Schon die ersten Schritte in Ubisofts afrikanischer Savanne begleitet eine grandiose Inszenierung: Mit dem Jeep rumpeln Sie durch das kniehohe Gras, vorbei an Wachposten, wilden Tieren und finster dreinblickenden Milizen. Die Dunia-Engine leistet Beeindruckendes: Tag- und Nachtwechsel, brausende Stürme, in Erschütterung zitternde Baumwipfel oder sanft wiegendes Gras, vom lauen Wind umweht. All das erwartet Sie auf Ihren Streifzügen. Ausgiebig satt sehen konnten wir uns nicht. Immer wieder blieben wir während des Tests minutenlang stehen und bestaunten einen Sonnenaufgang, schauten galoppierenden Zebras hinterher und genossen die unendlich wirkenden Weiten der Savanne.
Aber erwarten Sie keine totale Freiheit. Zum einen begrenzt Wüste die 55 km² große Welt nach außen hin: Wer dort hinein fährt, fällt schlicht in Ohnmacht, was bereits der Vorgänger Far Cry (dt.) ähnlich handhabt. Zum anderen verhindern oft Berge oder Schluchten ein Ausbrechen oder Umrunden ungewünschter Engpässe. Das Limit mag stören, lässt sich allerdings locker ertragen.
Ein gewaltiger Nervfaktor von Far Cry 2 bilden Wachposten, die überall an den Straßen des Landes verteilt stehen. Wenn Sie an denen vorbei wollen, braucht es Waffengewalt. Da Sie die meiste Zeit mit Reisen verbringen, brechen also ständig Schießereien mit solchen Aufpassern aus. Gut, Sie könnten auch den Wagen durch die Grenzen heizen. Doch bei Pech feuern Ihnen die Gegner das Gefährt unter dem Hintern weg.
Oder Sie schleichen um den Posten herum. Dann stehen Sie natürlich ohne Auto da. Nur in seltenen Fällen lassen sich die Patrouillierenden gemütlich und weiträumig umgehen. Richtig fest werden Sie in die Tastatur beißen, wenn Sie keine zehn Minuten nach bestandenem Auftrag an gerade geräumten Lagern vorbeikommen und es wieder fröhlich Kugeln zum Empfang hagelt. Sie müssen demnach erneut zur Waffe greifen, obwohl Sie ursprünglich bloß zu Ihrem Missionsziel fahren wollten.

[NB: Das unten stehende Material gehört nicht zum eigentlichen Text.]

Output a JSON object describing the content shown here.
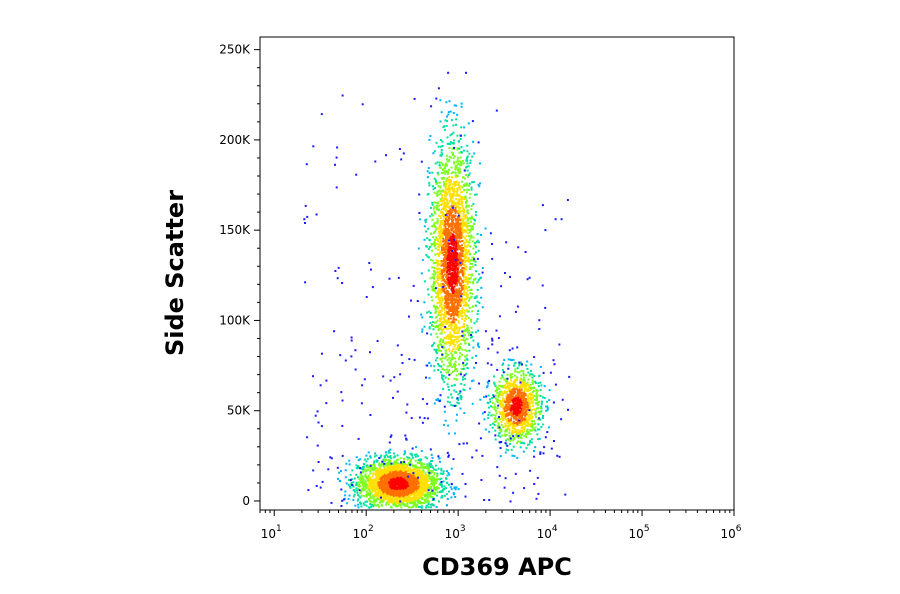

Im Spiel selbst rechtfertigt man diesen Unfug wie folgt: Wenn Sie Aufträge der Parteien annehmen, sind Sie im Geheimen unterwegs, geben Sie Feind für jeden ab, denn keiner kennt Sie. Auch nicht die Fraktion, denen Ihre Hilfe gilt. Klar, es wäre unsinnig, solche Posten nach der Erstürmung für immer leer zu lassen. Das hieße zu viel des Guten, Helden müssten bald stempeln gehen. Aber wenn wir einen Vorschlag unterbreiten dürfen, Ubisoft: Erhöht die Respawn-Zeit auf vielleicht eine Stunde, bis sich Lager wieder mit Feinden füllen! Oder schaltet zumindest die Wachen, für deren Fraktion der Spieler gerade den Abzugsfinger trainiert, auf "freundlich". Damit wäre eine der frustrierendsten Hürden aus dem Weg geräumt.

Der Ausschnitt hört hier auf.